Но больше всех по вечерам болтал парень по кличке Кеннеди: бритый наголо, с серебряной серьгой в ухе, в любую погоду одетый в белую рубашку, брюки, иногда в пиджаке с галстуком. Он забивал себе голову самой разной ерундой, связанной, как правило, с незаконной добычей денег. Он намечал жертву и после бросался на неё с рассказами о рынках сбыта, плантациях какао и алмазных копях в Африке, о налогах, оффшорах и банках в Сингапуре. Он часто упоминал о «невидимой руке рынка». Скорее всего потому, что его родителей эта самая рука до сих пор только ласково гладила.

Ещё приходила девушка Лена. Она занималась фехтованием, она получала безумную стипендию, она учила арабский язык и улыбалась, словно кинозвезда. Когда я смотрел на неё, мне казалось, что лицо у неё светилось, как у святой на витраже. Но её красота не трогала какой-то важной, почти физиологической составляющей моей души, хоть я и восхищался ей и заранее остро завидовал тому, кого она выберет. И вскоре я понял, что глупых подвигов из-за неё я совершать бы точно не стал, и мои чувства поутихли.

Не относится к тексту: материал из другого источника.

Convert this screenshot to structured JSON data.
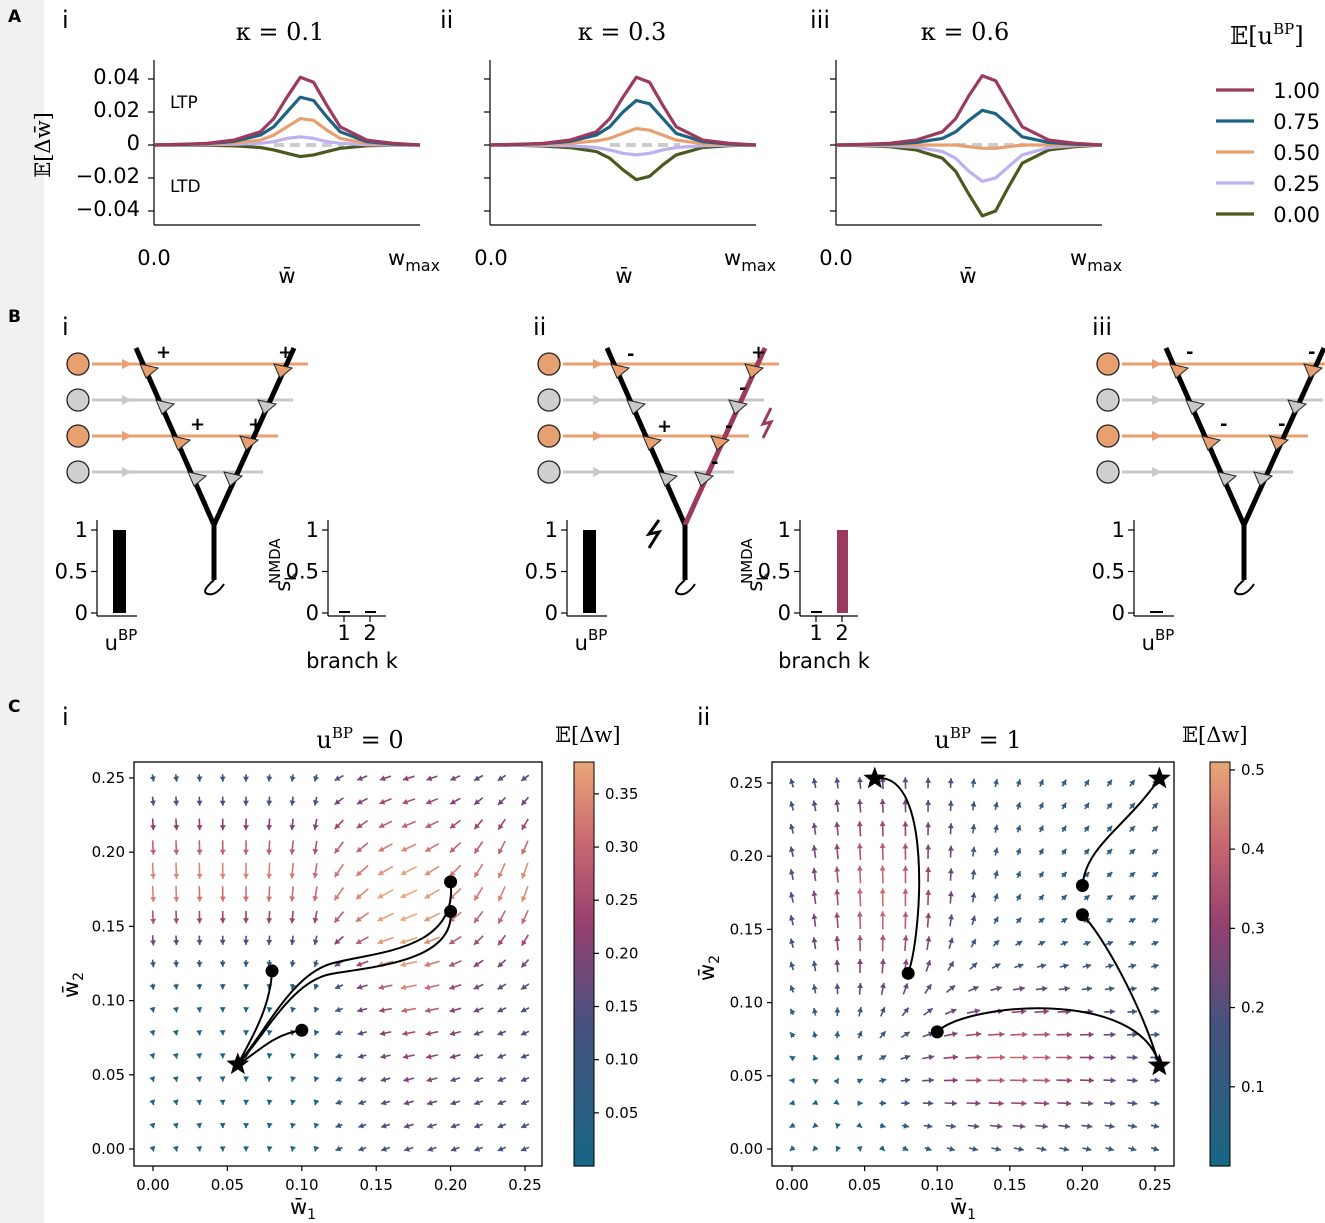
{
  "figure": {
    "panel_labels": [
      "A",
      "B",
      "C"
    ],
    "roman": [
      "i",
      "ii",
      "iii"
    ]
  },
  "panel_a": {
    "y_label": "𝔼[Δw̄]",
    "x_label": "w̄",
    "x_start": "0.0",
    "x_end": "w",
    "x_end_sub": "max",
    "ltp": "LTP",
    "ltd": "LTD",
    "legend_title": "𝔼[u",
    "legend_title_sup": "BP",
    "legend_title_close": "]",
    "yticks": [
      "0.04",
      "0.02",
      "0",
      "−0.02",
      "−0.04"
    ]
  },
  "panel_b": {
    "ubp": "u",
    "ubp_sup": "BP",
    "snmda": "s",
    "snmda_sub": "k",
    "snmda_sup": "NMDA",
    "branch_label": "branch k",
    "yticks": [
      "1",
      "0.5",
      "0"
    ],
    "xticks": [
      "1",
      "2"
    ],
    "signs": {
      "i": [
        "+",
        "+",
        "+",
        "+"
      ],
      "ii": [
        "-",
        "+",
        "-",
        "+",
        "-",
        "-"
      ],
      "iii": [
        "-",
        "-",
        "-",
        "-"
      ]
    }
  },
  "panel_c": {
    "xlabel": "w̄",
    "xlabel_sub": "1",
    "ylabel": "w̄",
    "ylabel_sub": "2",
    "cbar_label": "𝔼[Δw]",
    "titles": [
      {
        "u": "u",
        "sup": "BP",
        "eq": " = 0"
      },
      {
        "u": "u",
        "sup": "BP",
        "eq": " = 1"
      }
    ],
    "ticks": [
      "0.00",
      "0.05",
      "0.10",
      "0.15",
      "0.20",
      "0.25"
    ],
    "cbar_ticks_i": [
      "0.35",
      "0.30",
      "0.25",
      "0.20",
      "0.15",
      "0.10",
      "0.05"
    ],
    "cbar_ticks_ii": [
      "0.5",
      "0.4",
      "0.3",
      "0.2",
      "0.1"
    ]
  },
  "chart_data": [
    {
      "type": "line",
      "title": "κ = 0.1",
      "panel": "A-i",
      "xlabel": "w̄",
      "ylabel": "𝔼[Δw̄]",
      "ylim": [
        -0.05,
        0.05
      ],
      "x": [
        0.0,
        0.1,
        0.2,
        0.3,
        0.4,
        0.45,
        0.5,
        0.55,
        0.6,
        0.65,
        0.7,
        0.8,
        0.9,
        1.0
      ],
      "series": [
        {
          "name": "1.00",
          "color": "#9b3a5e",
          "values": [
            0,
            0.0004,
            0.001,
            0.003,
            0.008,
            0.016,
            0.029,
            0.041,
            0.038,
            0.024,
            0.011,
            0.003,
            0.001,
            0
          ]
        },
        {
          "name": "0.75",
          "color": "#1f6384",
          "values": [
            0,
            0.0003,
            0.0008,
            0.0022,
            0.006,
            0.011,
            0.02,
            0.029,
            0.027,
            0.017,
            0.008,
            0.002,
            0.0005,
            0
          ]
        },
        {
          "name": "0.50",
          "color": "#e8a070",
          "values": [
            0,
            0.0002,
            0.0005,
            0.0012,
            0.003,
            0.006,
            0.011,
            0.016,
            0.015,
            0.009,
            0.004,
            0.001,
            0.0003,
            0
          ]
        },
        {
          "name": "0.25",
          "color": "#bfb0f0",
          "values": [
            0,
            0.0001,
            0.0002,
            0.0004,
            0.001,
            0.002,
            0.004,
            0.005,
            0.004,
            0.002,
            0.001,
            0.0002,
            0,
            0
          ]
        },
        {
          "name": "0.00",
          "color": "#4a5a1e",
          "values": [
            0,
            -0.0001,
            -0.0002,
            -0.0005,
            -0.0015,
            -0.003,
            -0.005,
            -0.007,
            -0.006,
            -0.004,
            -0.002,
            -0.0005,
            -0.0001,
            0
          ]
        }
      ]
    },
    {
      "type": "line",
      "title": "κ = 0.3",
      "panel": "A-ii",
      "xlabel": "w̄",
      "ylabel": "𝔼[Δw̄]",
      "ylim": [
        -0.05,
        0.05
      ],
      "x": [
        0.0,
        0.1,
        0.2,
        0.3,
        0.4,
        0.45,
        0.5,
        0.55,
        0.6,
        0.65,
        0.7,
        0.8,
        0.9,
        1.0
      ],
      "series": [
        {
          "name": "1.00",
          "color": "#9b3a5e",
          "values": [
            0,
            0.0004,
            0.001,
            0.003,
            0.008,
            0.016,
            0.029,
            0.041,
            0.038,
            0.024,
            0.011,
            0.003,
            0.001,
            0
          ]
        },
        {
          "name": "0.75",
          "color": "#1f6384",
          "values": [
            0,
            0.0003,
            0.0008,
            0.0022,
            0.006,
            0.011,
            0.02,
            0.027,
            0.025,
            0.016,
            0.007,
            0.002,
            0.0005,
            0
          ]
        },
        {
          "name": "0.50",
          "color": "#e8a070",
          "values": [
            0,
            0.0002,
            0.0004,
            0.001,
            0.0025,
            0.004,
            0.007,
            0.01,
            0.009,
            0.006,
            0.003,
            0.0008,
            0.0002,
            0
          ]
        },
        {
          "name": "0.25",
          "color": "#bfb0f0",
          "values": [
            0,
            -0.0001,
            -0.0002,
            -0.0005,
            -0.0015,
            -0.003,
            -0.005,
            -0.006,
            -0.005,
            -0.003,
            -0.0015,
            -0.0004,
            -0.0001,
            0
          ]
        },
        {
          "name": "0.00",
          "color": "#4a5a1e",
          "values": [
            0,
            -0.0002,
            -0.0006,
            -0.0016,
            -0.004,
            -0.008,
            -0.015,
            -0.021,
            -0.019,
            -0.012,
            -0.006,
            -0.0015,
            -0.0004,
            0
          ]
        }
      ]
    },
    {
      "type": "line",
      "title": "κ = 0.6",
      "panel": "A-iii",
      "xlabel": "w̄",
      "ylabel": "𝔼[Δw̄]",
      "ylim": [
        -0.05,
        0.05
      ],
      "x": [
        0.0,
        0.1,
        0.2,
        0.3,
        0.4,
        0.45,
        0.5,
        0.55,
        0.6,
        0.65,
        0.7,
        0.8,
        0.9,
        1.0
      ],
      "series": [
        {
          "name": "1.00",
          "color": "#9b3a5e",
          "values": [
            0,
            0.0004,
            0.001,
            0.003,
            0.008,
            0.016,
            0.03,
            0.042,
            0.039,
            0.025,
            0.011,
            0.003,
            0.001,
            0
          ]
        },
        {
          "name": "0.75",
          "color": "#1f6384",
          "values": [
            0,
            0.0002,
            0.0006,
            0.0015,
            0.004,
            0.008,
            0.015,
            0.021,
            0.019,
            0.012,
            0.005,
            0.0015,
            0.0004,
            0
          ]
        },
        {
          "name": "0.50",
          "color": "#e8a070",
          "values": [
            0,
            0,
            0,
            0,
            0,
            0,
            -0.001,
            -0.002,
            -0.002,
            -0.001,
            0,
            0,
            0,
            0
          ]
        },
        {
          "name": "0.25",
          "color": "#bfb0f0",
          "values": [
            0,
            -0.0002,
            -0.0005,
            -0.0013,
            -0.004,
            -0.008,
            -0.016,
            -0.022,
            -0.02,
            -0.013,
            -0.006,
            -0.0015,
            -0.0004,
            0
          ]
        },
        {
          "name": "0.00",
          "color": "#4a5a1e",
          "values": [
            0,
            -0.0004,
            -0.001,
            -0.003,
            -0.008,
            -0.016,
            -0.03,
            -0.043,
            -0.04,
            -0.025,
            -0.011,
            -0.003,
            -0.001,
            0
          ]
        }
      ]
    },
    {
      "type": "bar",
      "panel": "B-i-ubp",
      "categories": [
        "u^BP"
      ],
      "values": [
        1.0
      ],
      "ylim": [
        0,
        1
      ]
    },
    {
      "type": "bar",
      "panel": "B-i-nmda",
      "categories": [
        "1",
        "2"
      ],
      "values": [
        0.0,
        0.0
      ],
      "xlabel": "branch k",
      "ylim": [
        0,
        1
      ]
    },
    {
      "type": "bar",
      "panel": "B-ii-ubp",
      "categories": [
        "u^BP"
      ],
      "values": [
        1.0
      ],
      "ylim": [
        0,
        1
      ]
    },
    {
      "type": "bar",
      "panel": "B-ii-nmda",
      "categories": [
        "1",
        "2"
      ],
      "values": [
        0.0,
        1.0
      ],
      "xlabel": "branch k",
      "ylim": [
        0,
        1
      ]
    },
    {
      "type": "bar",
      "panel": "B-iii-ubp",
      "categories": [
        "u^BP"
      ],
      "values": [
        0.0
      ],
      "ylim": [
        0,
        1
      ]
    },
    {
      "type": "scatter",
      "panel": "C-i",
      "title": "u^BP = 0",
      "xlabel": "w̄1",
      "ylabel": "w̄2",
      "xlim": [
        0,
        0.25
      ],
      "ylim": [
        0,
        0.25
      ],
      "clim": [
        0,
        0.38
      ],
      "fixed_points": [
        [
          0.057,
          0.057
        ]
      ],
      "start_points": [
        [
          0.08,
          0.12
        ],
        [
          0.1,
          0.08
        ],
        [
          0.2,
          0.18
        ],
        [
          0.2,
          0.16
        ]
      ]
    },
    {
      "type": "scatter",
      "panel": "C-ii",
      "title": "u^BP = 1",
      "xlabel": "w̄1",
      "ylabel": "w̄2",
      "xlim": [
        0,
        0.25
      ],
      "ylim": [
        0,
        0.25
      ],
      "clim": [
        0,
        0.5
      ],
      "fixed_points": [
        [
          0.057,
          0.253
        ],
        [
          0.253,
          0.253
        ],
        [
          0.253,
          0.057
        ]
      ],
      "start_points": [
        [
          0.08,
          0.12
        ],
        [
          0.1,
          0.08
        ],
        [
          0.2,
          0.18
        ],
        [
          0.2,
          0.16
        ]
      ]
    }
  ]
}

Дима сильно менялся, когда Лена приходила. Он сидел в углу, пока все пили, и наигрывал на гитаре сумрачные блюзы, а под конец вечера надирался вдрызг, и по его слову вся компания покидала разгромленную квартиру и мчалась на машинах за реку, в клубы и бары. А иногда он всюду ходил за Леной, смотрел ей в глаза, говорил вполголоса, но под конец вечера ругался с ней и вскипал так, что бил бутылки об стены. Компания принимала разбитые бутылки и эти мелодрамы как должное.

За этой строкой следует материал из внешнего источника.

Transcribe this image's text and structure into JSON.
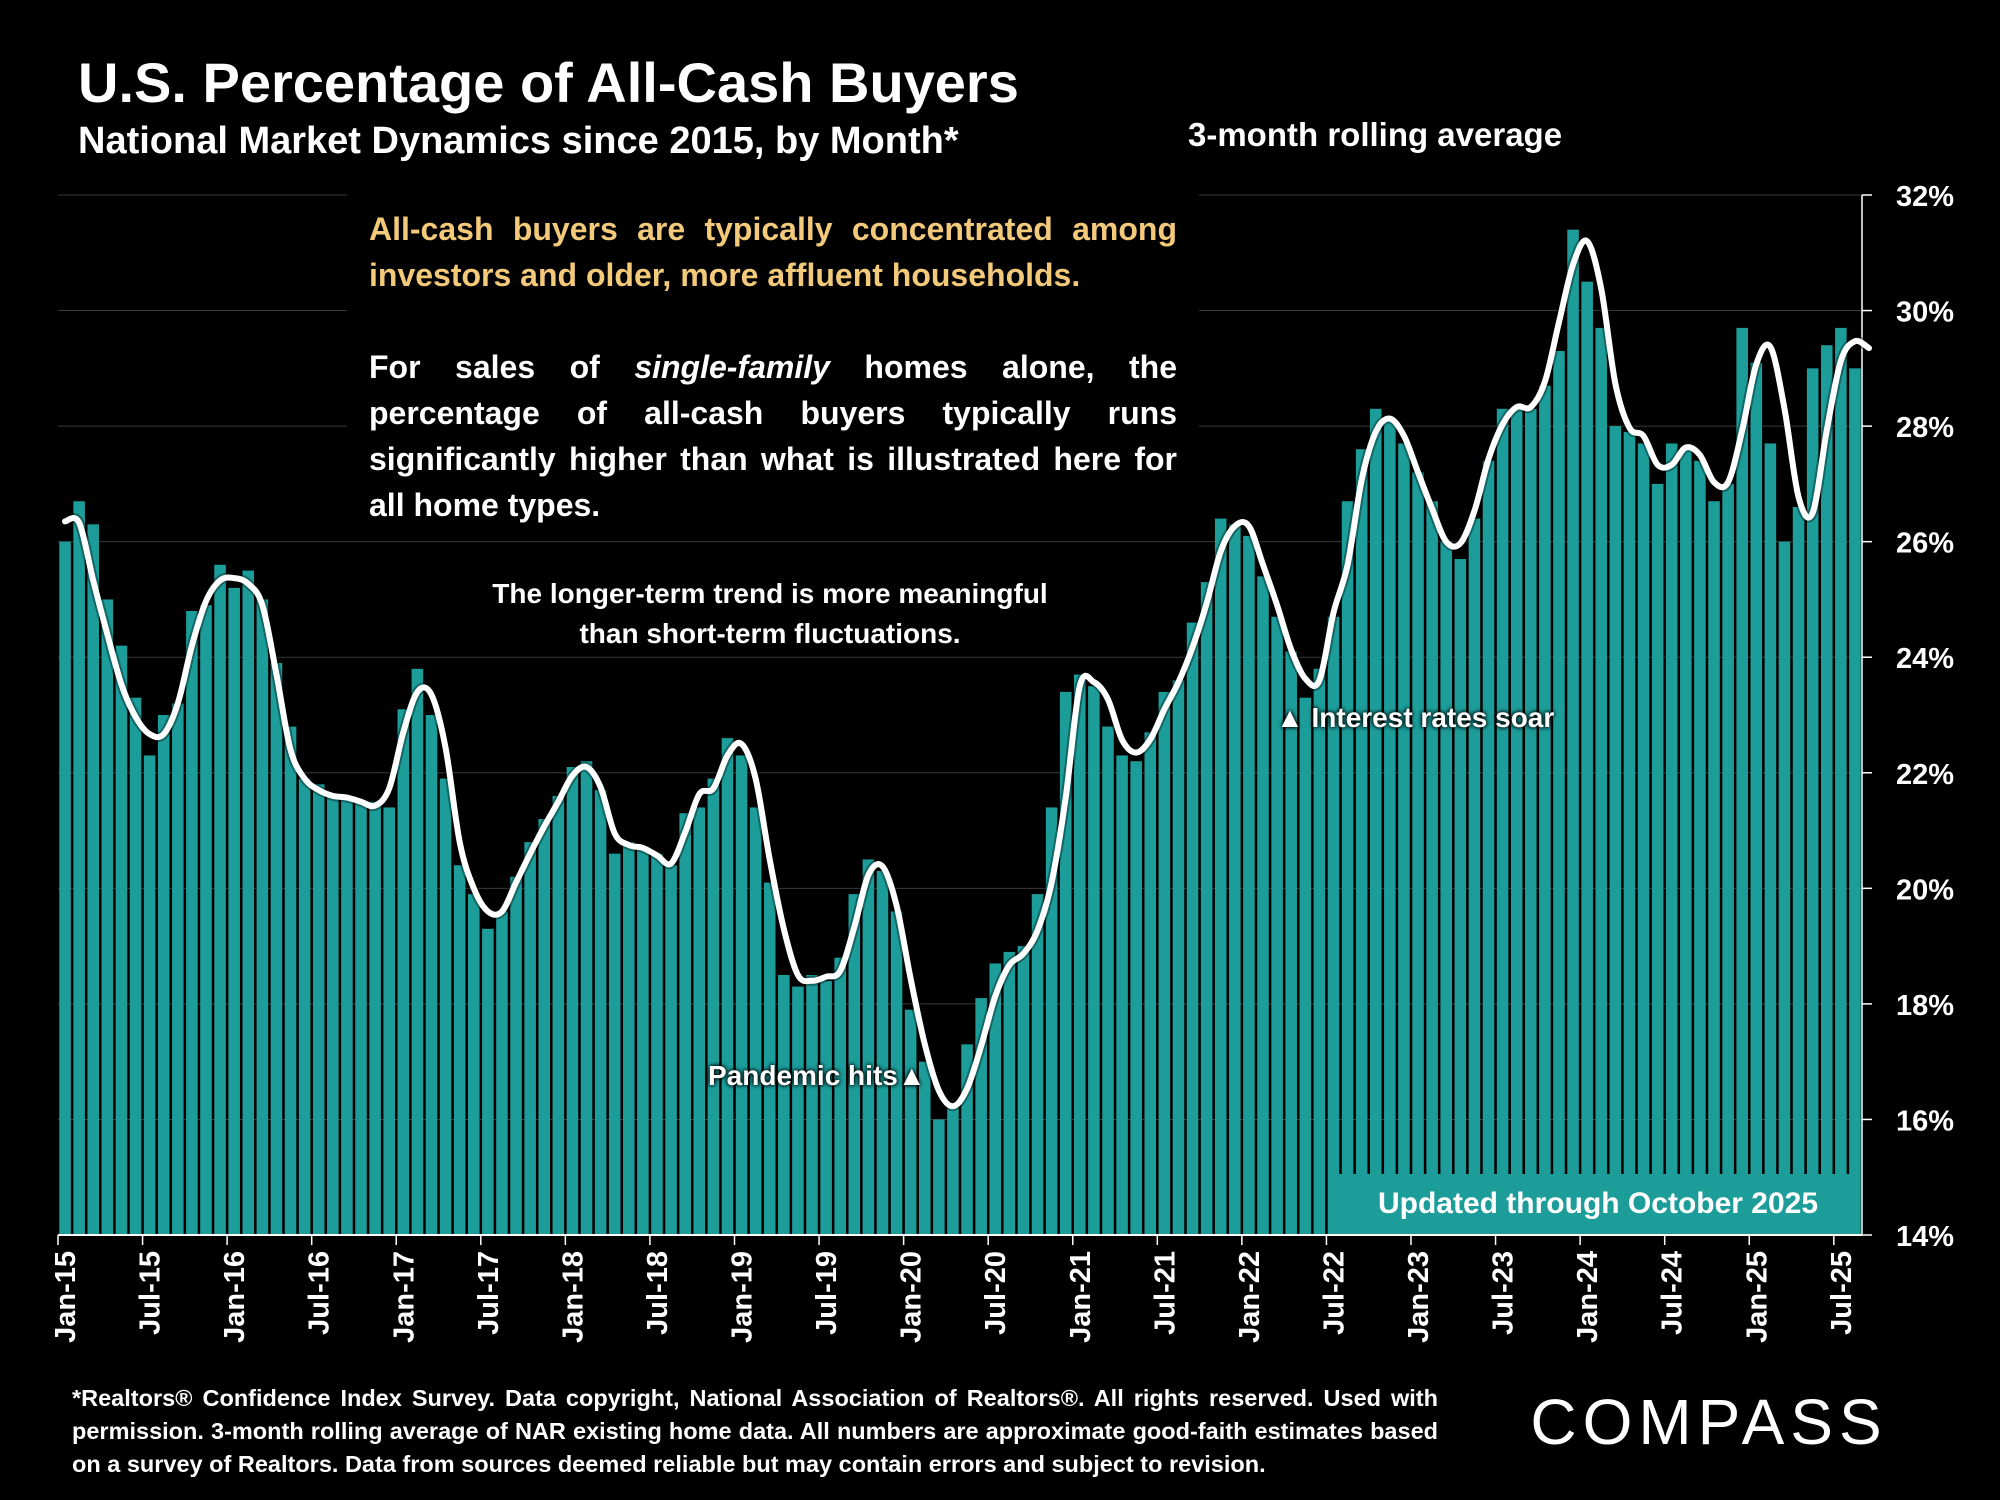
{
  "header": {
    "title": "U.S. Percentage of All-Cash Buyers",
    "subtitle": "National Market Dynamics since 2015, by Month*"
  },
  "notes": {
    "line_label": "3-month rolling average",
    "box_para1": "All-cash buyers are typically concentrated among investors and older, more affluent households.",
    "box_para2_a": "For sales of ",
    "box_para2_em": "single-family",
    "box_para2_b": " homes alone, the percentage of all-cash buyers typically runs significantly higher than what is illustrated here for all home types.",
    "trend_line1": "The longer-term trend is more meaningful",
    "trend_line2": "than short-term fluctuations.",
    "rates_annotation": "▲ Interest rates soar",
    "pandemic_annotation": "Pandemic hits▲",
    "updated": "Updated through October 2025"
  },
  "footer": {
    "footnote": "*Realtors® Confidence Index Survey. Data copyright, National Association of Realtors®. All rights reserved. Used with permission. 3-month rolling average of NAR existing home data. All numbers are approximate good-faith estimates based on a survey of Realtors. Data from sources deemed reliable but may contain errors and subject to revision.",
    "logo": "COMPASS"
  },
  "colors": {
    "bar": "#1c9d9a",
    "line": "#ffffff",
    "background": "#000000",
    "highlight_text": "#f3c97a",
    "grid": "#3a3a3a"
  },
  "chart_data": {
    "type": "bar",
    "x_start": "2015-01",
    "x_end": "2025-10",
    "x_tick_labels": [
      "Jan-15",
      "Jul-15",
      "Jan-16",
      "Jul-16",
      "Jan-17",
      "Jul-17",
      "Jan-18",
      "Jul-18",
      "Jan-19",
      "Jul-19",
      "Jan-20",
      "Jul-20",
      "Jan-21",
      "Jul-21",
      "Jan-22",
      "Jul-22",
      "Jan-23",
      "Jul-23",
      "Jan-24",
      "Jul-24",
      "Jan-25",
      "Jul-25"
    ],
    "y_tick_labels": [
      "14%",
      "16%",
      "18%",
      "20%",
      "22%",
      "24%",
      "26%",
      "28%",
      "30%",
      "32%"
    ],
    "ylim": [
      14,
      32
    ],
    "y_unit": "%",
    "grid": true,
    "series": [
      {
        "type": "bar",
        "values": [
          26.0,
          26.7,
          26.3,
          25.0,
          24.2,
          23.3,
          22.3,
          23.0,
          23.2,
          24.8,
          24.9,
          25.6,
          25.2,
          25.5,
          25.0,
          23.9,
          22.8,
          21.9,
          21.8,
          21.6,
          21.6,
          21.5,
          21.5,
          21.4,
          23.1,
          23.8,
          23.0,
          21.9,
          20.4,
          19.9,
          19.3,
          19.6,
          20.2,
          20.8,
          21.2,
          21.6,
          22.1,
          22.2,
          21.7,
          20.6,
          20.8,
          20.7,
          20.6,
          20.4,
          21.3,
          21.4,
          21.9,
          22.6,
          22.3,
          21.4,
          20.1,
          18.5,
          18.3,
          18.5,
          18.4,
          18.8,
          19.9,
          20.5,
          20.3,
          19.6,
          17.9,
          17.0,
          16.0,
          16.2,
          17.3,
          18.1,
          18.7,
          18.9,
          19.0,
          19.9,
          21.4,
          23.4,
          23.7,
          23.5,
          22.8,
          22.3,
          22.2,
          22.7,
          23.4,
          23.6,
          24.6,
          25.3,
          26.4,
          26.3,
          26.1,
          25.4,
          24.7,
          24.1,
          23.3,
          23.8,
          24.7,
          26.7,
          27.6,
          28.3,
          28.1,
          27.7,
          27.2,
          26.7,
          26.0,
          25.7,
          26.4,
          27.4,
          28.3,
          28.3,
          28.3,
          28.7,
          29.3,
          31.4,
          30.5,
          29.7,
          28.0,
          27.9,
          27.7,
          27.0,
          27.7,
          27.6,
          27.4,
          26.7,
          27.0,
          29.7,
          29.1,
          27.7,
          26.0,
          26.6,
          29.0,
          29.4,
          29.7,
          29.0
        ]
      },
      {
        "type": "line",
        "name": "3-month rolling average",
        "values": [
          26.35,
          26.33,
          25.33,
          24.4,
          23.53,
          22.97,
          22.67,
          22.67,
          23.2,
          24.2,
          24.97,
          25.33,
          25.37,
          25.27,
          24.9,
          23.7,
          22.4,
          21.9,
          21.7,
          21.6,
          21.57,
          21.5,
          21.43,
          21.73,
          22.7,
          23.4,
          23.35,
          22.43,
          20.8,
          20.0,
          19.6,
          19.6,
          20.1,
          20.6,
          21.07,
          21.5,
          21.95,
          22.1,
          21.75,
          20.95,
          20.75,
          20.7,
          20.57,
          20.43,
          20.97,
          21.63,
          21.73,
          22.3,
          22.5,
          21.9,
          20.5,
          19.3,
          18.5,
          18.4,
          18.47,
          18.57,
          19.33,
          20.23,
          20.38,
          19.7,
          18.43,
          17.3,
          16.5,
          16.23,
          16.53,
          17.27,
          18.13,
          18.67,
          18.87,
          19.27,
          20.1,
          21.57,
          23.5,
          23.57,
          23.27,
          22.57,
          22.35,
          22.58,
          23.1,
          23.57,
          24.17,
          24.93,
          25.83,
          26.27,
          26.27,
          25.6,
          24.9,
          24.13,
          23.63,
          23.6,
          24.77,
          25.6,
          27.07,
          27.9,
          28.13,
          27.83,
          27.2,
          26.57,
          26.0,
          25.97,
          26.53,
          27.43,
          28.03,
          28.33,
          28.33,
          28.77,
          29.8,
          30.8,
          31.2,
          30.37,
          28.73,
          27.97,
          27.83,
          27.33,
          27.33,
          27.63,
          27.5,
          27.03,
          27.03,
          27.93,
          29.07,
          29.37,
          28.3,
          26.77,
          26.5,
          27.93,
          29.13,
          29.47,
          29.35
        ]
      }
    ]
  }
}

Как я узнал после, Дима дружил с Леной с детства. С девятого класса они встречались и лишь несколько месяцев назад расстались. После расставания Дима резал вены, забравшись в горячую ванну. Он исполосовал все руки, но после передумал, кое-как замотал раны бинтами и вызвал скорую, потому что совсем ослабел от потери крови.

– Как это пошло, – сказал как-то об этом Димином поступке неряшливый блондин в очках.

– Когда Дима что-то совершает, это не пошло. Это его характер, – ответил ему паренёк с красным платком на шее.

Однажды Кеннеди спросил меня, когда я открыл блокнот и стал дописывать очередное письмо:

– Чего ты пишешь там всё время?

– Письма Сенеке, – ответил я, и попытки разлучить меня с Луцием навсегда прекратились.

Но Кеннеди оказался дьявольски эрудирован. Он стал рассказывать, как Сенека нечестным образом наживал добро. Он говорил долго, и общий разговор сместился в ту область, которой я никогда не принимал и не любил: все принялись галдеть и спорить, почему одни богатеют и приходят к власти, а другие так и остаются на глубоком дне всю жизнь.

В ответ на эту болтовню я написал вечером такое послание:

Письмо второе. О ростовщичестве

Приветствую вас, уважаемый Луций.

Недавно я подсчитал: я моложе вас на 1935 лет. Однако же, это странно и удивительно.